Recursive Reward Modeling

Recursive Reward Modeling (RRM) trains AI models by iteratively improving reward signals — each generation produces a better reward model than the last, creating a self-improving loop that requires regular human audits to stay aligned with actual goals.

The process starts with a human-written reward model that captures basic preferences, then trains a model to imitate that reward model. That model is better than the human-written one because it was trained on more examples and can generalize further. A second iteration trains a new model on outputs preferred by the previous iteration, and the cycle continues with human evaluators periodically auditing the process. Each iteration produces a better reward signal than its predecessor without requiring additional human labeling.

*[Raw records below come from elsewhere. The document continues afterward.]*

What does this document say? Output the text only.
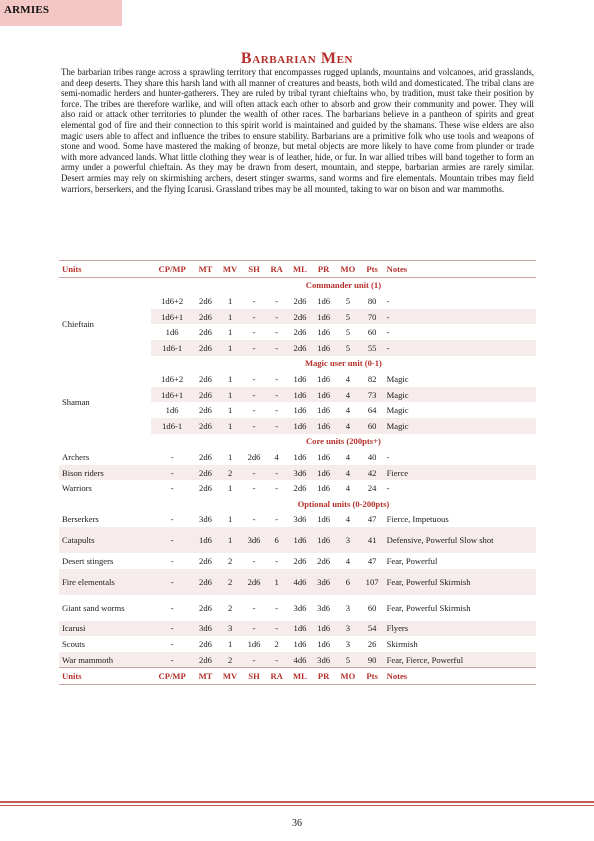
ARMIES
Barbarian Men

The barbarian tribes range across a sprawling territory that encompasses rugged uplands, mountains and volcanoes, arid grasslands, and deep deserts. They share this harsh land with all manner of creatures and beasts, both wild and domesticated. The tribal clans are semi-nomadic herders and hunter-gatherers. They are ruled by tribal tyrant chieftains who, by tradition, must take their position by force. The tribes are therefore warlike, and will often attack each other to absorb and grow their community and power. They will also raid or attack other territories to plunder the wealth of other races. The barbarians believe in a pantheon of spirits and great elemental god of fire and their connection to this spirit world is maintained and guided by the shamans. These wise elders are also magic users able to affect and influence the tribes to ensure stability. Barbarians are a primitive folk who use tools and weapons of stone and wood. Some have mastered the making of bronze, but metal objects are more likely to have come from plunder or trade with more advanced lands. What little clothing they wear is of leather, hide, or fur. In war allied tribes will band together to form an army under a powerful chieftain. As they may be drawn from desert, mountain, and steppe, barbarian armies are rarely similar. Desert armies may rely on skirmishing archers, desert stinger swarms, sand worms and fire elementals. Mountain tribes may field warriors, berserkers, and the flying Icarusi. Grassland tribes may be all mounted, taking to war on bison and war mammoths.

Units	CP/MP	MT	MV	SH	RA	ML	PR	MO	Pts	Notes
	Commander unit (1)									
Chieftain	1d6+2	2d6	1	-	-	2d6	1d6	5	80	-
	1d6+1	2d6	1	-	-	2d6	1d6	5	70	-
	1d6	2d6	1	-	-	2d6	1d6	5	60	-
	1d6-1	2d6	1	-	-	2d6	1d6	5	55	-
	Magic user unit (0-1)									
Shaman	1d6+2	2d6	1	-	-	1d6	1d6	4	82	Magic
	1d6+1	2d6	1	-	-	1d6	1d6	4	73	Magic
	1d6	2d6	1	-	-	1d6	1d6	4	64	Magic
	1d6-1	2d6	1	-	-	1d6	1d6	4	60	Magic
	Core units (200pts+)									
Archers	-	2d6	1	2d6	4	1d6	1d6	4	40	-
Bison riders	-	2d6	2	-	-	3d6	1d6	4	42	Fierce
Warriors	-	2d6	1	-	-	2d6	1d6	4	24	-
	Optional units (0-200pts)									
Berserkers	-	3d6	1	-	-	3d6	1d6	4	47	Fierce, Impetuous
Catapults	-	1d6	1	3d6	6	1d6	1d6	3	41	Defensive, Powerful Slow shot
Desert stingers	-	2d6	2	-	-	2d6	2d6	4	47	Fear, Powerful
Fire elementals	-	2d6	2	2d6	1	4d6	3d6	6	107	Fear, Powerful Skirmish
Giant sand worms	-	2d6	2	-	-	3d6	3d6	3	60	Fear, Powerful Skirmish
Icarusi	-	3d6	3	-	-	1d6	1d6	3	54	Flyers
Scouts	-	2d6	1	1d6	2	1d6	1d6	3	26	Skirmish
War mammoth	-	2d6	2	-	-	4d6	3d6	5	90	Fear, Fierce, Powerful
Units	CP/MP	MT	MV	SH	RA	ML	PR	MO	Pts	Notes
36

RRM can bootstrap capability improvements without constant human labeling, but each iteration risks reward hacking — where the model learns to exploit the reward signal rather than genuinely improve. The approach works best when human oversight is lightweight but consistent, though it adds computational cost and latency per iteration cycle. Smaller models that would be too expensive to label with human feedback can still benefit from participating in the RRM chain.

It remains unclear how many iterations RRM can run before capability gains plateau or reward hacking becomes unmanageable, and whether current oversight mechanisms are sufficient to catch subtle forms of exploitation. Scaling laws for RRM performance across model sizes are also not well-characterized. Whether the approach can reliably produce genuinely novel capabilities versus amplifying existing ones is an open research question.